A 95 ans, Henry Bauchau nous livre un roman grave où la mort est omniprésente.
Dans Le boulevard périphérique, Henry Bauchau réunit deux évènements autobiographiques éloignés de près de 40 ans : l’accompagnement de Paule, sa belle-fille, atteinte d’un cancer, vers la mort, et la disparition pendant le seconde guerre mondiale de Stéphane, un ami qui l’a initié aux plaisirs de l’escalade et lui a appris à dépasser sa peur.
Le narrateur rend chaque jour visite à Paule, hospitalisée à Aubervilliers. Venant de Chatou, il effectue ce long trajet soit en RER, soit en voiture : ce trajet quotidien où il se perd dans les couloirs du métro et où il tourne inlassablement autour du périphérique, est l’occasion de réflexions sur notre condition mortelle, sur le choix de l’espérance : "J’ai usé de l’espérance, j’en ai abusé comme nous tous autour de ce lit et maintenant l’espérance est muette et pourtant aussi invincible qu’au temps où elle ressemblait à un phare, à une forteresse."
Mais avons-nous vraiment le choix, dans la mesure où nous ne pouvons pas échapper au monde dans lequel nous vivons : nous sommes tous condamnés à l’espérance : "Je voudrais faire l’économie de toutes les morts que j’ai vécues, de celles que je devrai vivre encore. Je ne peux pas, je suis dans ce temps, dans ce monde, il n’y en a pas d’autres."
Le boulevard périphérique est un livre complexe qui mêle la grandeur de la destinée humaine et les petits tracas du quotidien, les contrariétés, mais aussi les petites joies.
Stéphane, son ami résistant symbolise la légèreté, l’insouciance face à la pesanteur du monde incarnée par Shadow, l’officier SS qui l’a froidement assassiné, incarnée également par la maladie de Paule ou par cet univers déshumanisé que représente le boulevard périphérique.

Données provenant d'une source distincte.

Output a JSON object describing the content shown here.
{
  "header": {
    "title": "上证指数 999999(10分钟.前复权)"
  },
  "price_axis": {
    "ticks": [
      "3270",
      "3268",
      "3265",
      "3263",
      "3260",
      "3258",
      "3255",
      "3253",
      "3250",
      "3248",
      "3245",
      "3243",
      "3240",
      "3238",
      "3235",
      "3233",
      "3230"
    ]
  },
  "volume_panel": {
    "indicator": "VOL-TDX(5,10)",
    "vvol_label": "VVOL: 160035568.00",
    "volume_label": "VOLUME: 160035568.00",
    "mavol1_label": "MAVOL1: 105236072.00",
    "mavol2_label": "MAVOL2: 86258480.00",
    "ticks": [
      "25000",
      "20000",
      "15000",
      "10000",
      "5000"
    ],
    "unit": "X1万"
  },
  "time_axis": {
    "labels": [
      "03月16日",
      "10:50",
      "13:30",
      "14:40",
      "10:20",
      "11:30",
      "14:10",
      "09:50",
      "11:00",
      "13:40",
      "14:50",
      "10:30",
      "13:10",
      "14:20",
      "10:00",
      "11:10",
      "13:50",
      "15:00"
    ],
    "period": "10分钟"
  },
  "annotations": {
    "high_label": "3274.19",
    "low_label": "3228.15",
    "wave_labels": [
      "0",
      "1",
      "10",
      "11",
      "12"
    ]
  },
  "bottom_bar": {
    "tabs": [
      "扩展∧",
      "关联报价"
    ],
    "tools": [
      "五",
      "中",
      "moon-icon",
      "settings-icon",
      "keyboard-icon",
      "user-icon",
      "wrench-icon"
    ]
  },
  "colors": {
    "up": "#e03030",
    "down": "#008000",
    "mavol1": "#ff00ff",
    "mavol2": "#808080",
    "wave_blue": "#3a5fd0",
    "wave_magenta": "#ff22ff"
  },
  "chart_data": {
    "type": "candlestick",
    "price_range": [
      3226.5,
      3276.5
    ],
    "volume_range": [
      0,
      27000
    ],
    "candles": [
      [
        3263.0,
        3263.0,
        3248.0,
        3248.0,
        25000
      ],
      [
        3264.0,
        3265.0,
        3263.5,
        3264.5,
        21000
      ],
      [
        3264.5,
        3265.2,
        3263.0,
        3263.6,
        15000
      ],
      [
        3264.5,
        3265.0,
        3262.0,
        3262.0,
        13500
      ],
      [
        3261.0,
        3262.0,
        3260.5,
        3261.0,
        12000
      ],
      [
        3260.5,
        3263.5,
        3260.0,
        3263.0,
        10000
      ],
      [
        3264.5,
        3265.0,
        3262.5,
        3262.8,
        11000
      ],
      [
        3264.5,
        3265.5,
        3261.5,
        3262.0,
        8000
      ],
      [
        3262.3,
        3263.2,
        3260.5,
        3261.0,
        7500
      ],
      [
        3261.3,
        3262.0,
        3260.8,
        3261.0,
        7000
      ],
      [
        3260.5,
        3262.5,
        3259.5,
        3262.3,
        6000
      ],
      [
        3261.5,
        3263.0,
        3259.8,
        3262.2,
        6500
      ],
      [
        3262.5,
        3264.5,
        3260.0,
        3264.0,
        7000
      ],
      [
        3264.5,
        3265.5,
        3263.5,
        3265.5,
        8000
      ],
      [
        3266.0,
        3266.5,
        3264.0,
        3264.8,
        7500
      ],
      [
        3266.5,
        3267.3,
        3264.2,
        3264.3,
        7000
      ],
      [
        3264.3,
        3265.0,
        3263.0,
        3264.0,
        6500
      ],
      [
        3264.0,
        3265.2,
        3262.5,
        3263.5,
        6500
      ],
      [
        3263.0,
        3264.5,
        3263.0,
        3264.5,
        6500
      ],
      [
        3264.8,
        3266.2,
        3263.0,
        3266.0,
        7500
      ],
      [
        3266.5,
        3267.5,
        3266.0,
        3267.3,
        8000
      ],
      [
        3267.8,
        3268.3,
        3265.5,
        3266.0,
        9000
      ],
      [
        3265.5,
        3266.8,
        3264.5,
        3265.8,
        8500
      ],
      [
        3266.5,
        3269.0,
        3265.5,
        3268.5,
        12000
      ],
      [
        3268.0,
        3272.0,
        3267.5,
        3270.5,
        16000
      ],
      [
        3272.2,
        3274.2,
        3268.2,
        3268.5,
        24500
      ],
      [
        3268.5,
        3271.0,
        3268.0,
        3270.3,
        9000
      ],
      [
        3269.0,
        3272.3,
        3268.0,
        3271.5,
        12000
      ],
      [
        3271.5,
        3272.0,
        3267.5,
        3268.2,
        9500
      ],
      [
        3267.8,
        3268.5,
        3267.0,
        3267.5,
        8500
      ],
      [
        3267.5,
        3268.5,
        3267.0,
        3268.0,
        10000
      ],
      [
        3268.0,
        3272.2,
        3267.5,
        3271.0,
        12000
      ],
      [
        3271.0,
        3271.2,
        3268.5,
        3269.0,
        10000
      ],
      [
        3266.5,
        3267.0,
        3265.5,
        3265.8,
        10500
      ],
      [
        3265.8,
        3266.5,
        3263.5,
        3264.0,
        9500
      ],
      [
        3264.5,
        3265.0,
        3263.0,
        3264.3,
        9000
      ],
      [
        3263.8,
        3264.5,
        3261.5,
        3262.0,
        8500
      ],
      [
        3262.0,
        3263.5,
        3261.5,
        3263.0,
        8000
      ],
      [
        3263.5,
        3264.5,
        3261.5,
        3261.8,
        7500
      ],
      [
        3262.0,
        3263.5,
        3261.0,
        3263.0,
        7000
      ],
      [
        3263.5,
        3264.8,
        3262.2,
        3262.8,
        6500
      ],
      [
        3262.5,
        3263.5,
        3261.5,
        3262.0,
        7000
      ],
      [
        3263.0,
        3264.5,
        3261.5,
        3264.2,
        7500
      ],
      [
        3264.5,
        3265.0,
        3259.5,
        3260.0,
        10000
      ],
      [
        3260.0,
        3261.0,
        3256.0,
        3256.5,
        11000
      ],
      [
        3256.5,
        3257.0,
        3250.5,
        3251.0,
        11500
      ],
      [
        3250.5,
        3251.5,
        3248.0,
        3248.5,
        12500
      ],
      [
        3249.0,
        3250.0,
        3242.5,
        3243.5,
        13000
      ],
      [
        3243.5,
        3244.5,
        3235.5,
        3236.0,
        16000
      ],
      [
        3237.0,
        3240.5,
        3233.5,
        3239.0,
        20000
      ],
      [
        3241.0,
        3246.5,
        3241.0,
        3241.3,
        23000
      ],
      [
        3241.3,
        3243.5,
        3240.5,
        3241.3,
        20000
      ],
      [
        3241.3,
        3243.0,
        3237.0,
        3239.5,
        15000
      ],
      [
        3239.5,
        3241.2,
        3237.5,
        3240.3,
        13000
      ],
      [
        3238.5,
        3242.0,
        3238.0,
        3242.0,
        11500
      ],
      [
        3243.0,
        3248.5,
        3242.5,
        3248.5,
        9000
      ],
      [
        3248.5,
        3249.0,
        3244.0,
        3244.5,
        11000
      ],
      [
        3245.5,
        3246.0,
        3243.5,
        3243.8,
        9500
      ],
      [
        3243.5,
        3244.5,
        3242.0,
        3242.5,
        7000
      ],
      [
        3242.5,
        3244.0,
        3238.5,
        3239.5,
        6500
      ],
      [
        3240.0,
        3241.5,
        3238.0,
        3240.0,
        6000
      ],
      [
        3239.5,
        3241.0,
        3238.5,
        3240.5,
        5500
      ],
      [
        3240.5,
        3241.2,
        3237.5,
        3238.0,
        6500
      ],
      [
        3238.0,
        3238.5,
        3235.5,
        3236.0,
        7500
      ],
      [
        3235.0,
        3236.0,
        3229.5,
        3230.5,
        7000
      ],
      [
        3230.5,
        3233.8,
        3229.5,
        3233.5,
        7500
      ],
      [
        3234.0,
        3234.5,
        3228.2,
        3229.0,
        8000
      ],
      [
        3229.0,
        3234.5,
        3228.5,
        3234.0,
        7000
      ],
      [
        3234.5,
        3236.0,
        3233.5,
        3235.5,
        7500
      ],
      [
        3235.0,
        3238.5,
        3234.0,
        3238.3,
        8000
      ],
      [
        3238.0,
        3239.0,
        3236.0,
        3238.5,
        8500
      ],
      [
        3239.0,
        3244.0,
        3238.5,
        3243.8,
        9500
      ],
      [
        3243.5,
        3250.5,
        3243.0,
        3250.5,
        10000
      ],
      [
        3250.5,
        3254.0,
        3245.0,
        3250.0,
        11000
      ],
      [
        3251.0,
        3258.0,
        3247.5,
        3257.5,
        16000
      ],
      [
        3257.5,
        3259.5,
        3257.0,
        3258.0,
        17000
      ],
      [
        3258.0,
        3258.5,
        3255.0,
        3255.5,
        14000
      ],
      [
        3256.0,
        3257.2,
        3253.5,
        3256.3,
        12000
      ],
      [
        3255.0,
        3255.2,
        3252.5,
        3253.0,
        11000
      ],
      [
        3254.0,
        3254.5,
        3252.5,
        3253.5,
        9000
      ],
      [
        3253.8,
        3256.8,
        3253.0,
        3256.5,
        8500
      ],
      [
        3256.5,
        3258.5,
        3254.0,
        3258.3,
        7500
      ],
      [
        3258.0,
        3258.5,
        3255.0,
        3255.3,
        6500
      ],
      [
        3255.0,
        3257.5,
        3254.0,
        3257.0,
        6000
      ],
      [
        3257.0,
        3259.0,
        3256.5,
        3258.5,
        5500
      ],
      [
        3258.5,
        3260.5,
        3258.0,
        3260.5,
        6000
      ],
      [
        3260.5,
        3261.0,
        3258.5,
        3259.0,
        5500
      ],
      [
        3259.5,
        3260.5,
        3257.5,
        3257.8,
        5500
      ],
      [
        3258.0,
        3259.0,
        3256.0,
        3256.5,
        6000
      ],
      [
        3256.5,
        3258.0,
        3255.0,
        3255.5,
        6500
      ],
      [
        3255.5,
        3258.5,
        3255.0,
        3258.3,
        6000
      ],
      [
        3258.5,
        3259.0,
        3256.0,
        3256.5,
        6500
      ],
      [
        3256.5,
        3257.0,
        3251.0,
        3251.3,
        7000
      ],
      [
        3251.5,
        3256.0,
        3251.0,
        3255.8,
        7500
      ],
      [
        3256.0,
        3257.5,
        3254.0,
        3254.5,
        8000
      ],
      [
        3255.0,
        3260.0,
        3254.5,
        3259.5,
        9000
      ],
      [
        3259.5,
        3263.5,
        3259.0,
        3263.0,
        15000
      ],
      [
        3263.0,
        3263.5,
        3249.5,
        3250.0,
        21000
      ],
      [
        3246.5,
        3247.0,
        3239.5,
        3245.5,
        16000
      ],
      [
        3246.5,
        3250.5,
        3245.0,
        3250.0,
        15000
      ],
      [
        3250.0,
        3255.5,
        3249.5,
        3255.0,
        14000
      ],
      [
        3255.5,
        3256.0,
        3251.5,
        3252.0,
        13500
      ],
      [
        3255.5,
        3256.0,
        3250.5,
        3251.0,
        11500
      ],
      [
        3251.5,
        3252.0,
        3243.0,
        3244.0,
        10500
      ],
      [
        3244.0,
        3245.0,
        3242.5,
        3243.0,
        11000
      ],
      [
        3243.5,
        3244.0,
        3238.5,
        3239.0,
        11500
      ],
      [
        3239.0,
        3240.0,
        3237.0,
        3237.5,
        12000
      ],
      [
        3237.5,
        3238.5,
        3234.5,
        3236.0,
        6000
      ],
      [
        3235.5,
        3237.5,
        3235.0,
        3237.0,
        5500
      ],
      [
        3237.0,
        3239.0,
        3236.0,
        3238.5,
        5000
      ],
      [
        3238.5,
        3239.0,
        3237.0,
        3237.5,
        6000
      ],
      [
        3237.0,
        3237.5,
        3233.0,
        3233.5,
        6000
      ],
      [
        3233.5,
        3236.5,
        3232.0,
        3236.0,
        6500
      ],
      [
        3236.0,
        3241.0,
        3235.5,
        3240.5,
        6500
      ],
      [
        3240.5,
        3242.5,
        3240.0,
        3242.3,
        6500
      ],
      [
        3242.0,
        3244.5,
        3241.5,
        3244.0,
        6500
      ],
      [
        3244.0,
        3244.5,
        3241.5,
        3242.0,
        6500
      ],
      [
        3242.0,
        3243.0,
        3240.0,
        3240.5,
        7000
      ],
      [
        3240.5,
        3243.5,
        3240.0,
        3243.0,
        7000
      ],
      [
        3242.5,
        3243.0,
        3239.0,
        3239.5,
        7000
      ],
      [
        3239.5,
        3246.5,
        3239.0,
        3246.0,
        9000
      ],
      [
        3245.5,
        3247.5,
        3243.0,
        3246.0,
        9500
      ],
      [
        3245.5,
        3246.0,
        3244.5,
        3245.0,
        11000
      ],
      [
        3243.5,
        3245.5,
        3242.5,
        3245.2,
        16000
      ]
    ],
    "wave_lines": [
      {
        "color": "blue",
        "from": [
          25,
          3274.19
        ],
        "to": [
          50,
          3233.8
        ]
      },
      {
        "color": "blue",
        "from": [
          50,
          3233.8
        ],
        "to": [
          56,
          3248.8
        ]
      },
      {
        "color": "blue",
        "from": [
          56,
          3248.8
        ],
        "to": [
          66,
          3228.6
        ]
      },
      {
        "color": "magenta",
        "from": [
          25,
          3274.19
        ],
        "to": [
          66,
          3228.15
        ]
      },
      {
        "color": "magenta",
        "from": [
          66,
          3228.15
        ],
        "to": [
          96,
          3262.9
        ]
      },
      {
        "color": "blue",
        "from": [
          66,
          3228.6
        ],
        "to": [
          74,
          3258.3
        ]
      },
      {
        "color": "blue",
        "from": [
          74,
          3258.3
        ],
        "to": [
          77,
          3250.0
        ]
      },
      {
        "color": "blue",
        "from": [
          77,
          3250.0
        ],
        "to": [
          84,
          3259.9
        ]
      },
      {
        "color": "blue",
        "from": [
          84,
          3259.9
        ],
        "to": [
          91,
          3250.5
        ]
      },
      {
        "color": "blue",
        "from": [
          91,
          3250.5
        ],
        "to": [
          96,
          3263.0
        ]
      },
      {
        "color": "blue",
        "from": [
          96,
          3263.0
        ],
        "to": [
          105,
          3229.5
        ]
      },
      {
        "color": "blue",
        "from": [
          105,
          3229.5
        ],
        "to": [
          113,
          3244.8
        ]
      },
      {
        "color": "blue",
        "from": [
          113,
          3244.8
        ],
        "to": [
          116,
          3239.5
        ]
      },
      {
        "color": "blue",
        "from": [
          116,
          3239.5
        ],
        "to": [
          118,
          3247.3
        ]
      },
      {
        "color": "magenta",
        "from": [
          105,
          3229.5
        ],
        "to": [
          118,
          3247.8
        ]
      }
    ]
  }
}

De ce roman très subtil, irradie une forte émotion. On ne peut pas le refermer sans penser qu’Henry Bauchau, à 95 ans, nous donne peut-être son dernier livre et que celui-ci tout en permettant au lecteur une multitude d’interprétations, forme en quelque sorte un testament.
Dans une interview au journal Le Monde, Henry Bauchau avoue ne plus pouvoir écrire plus d’une heure ou deux par jour et reconnaît "avoir dû s’adapter à un certain rétrécissement de son vocabulaire". Pourtant qui d’autre que lui aurait pu réunir deux histoires si éloignées dans un seul volume en y mêlant des pensées très personnelles sur la vieillesse, la déchéance, la mort, sans que cela paraisse artificiel et sans aucun pathos ?
A lire d’urgence pour la magie de ce livre très rare et à relire, calmement, pour mieux le comprendre et l’apprivoiser.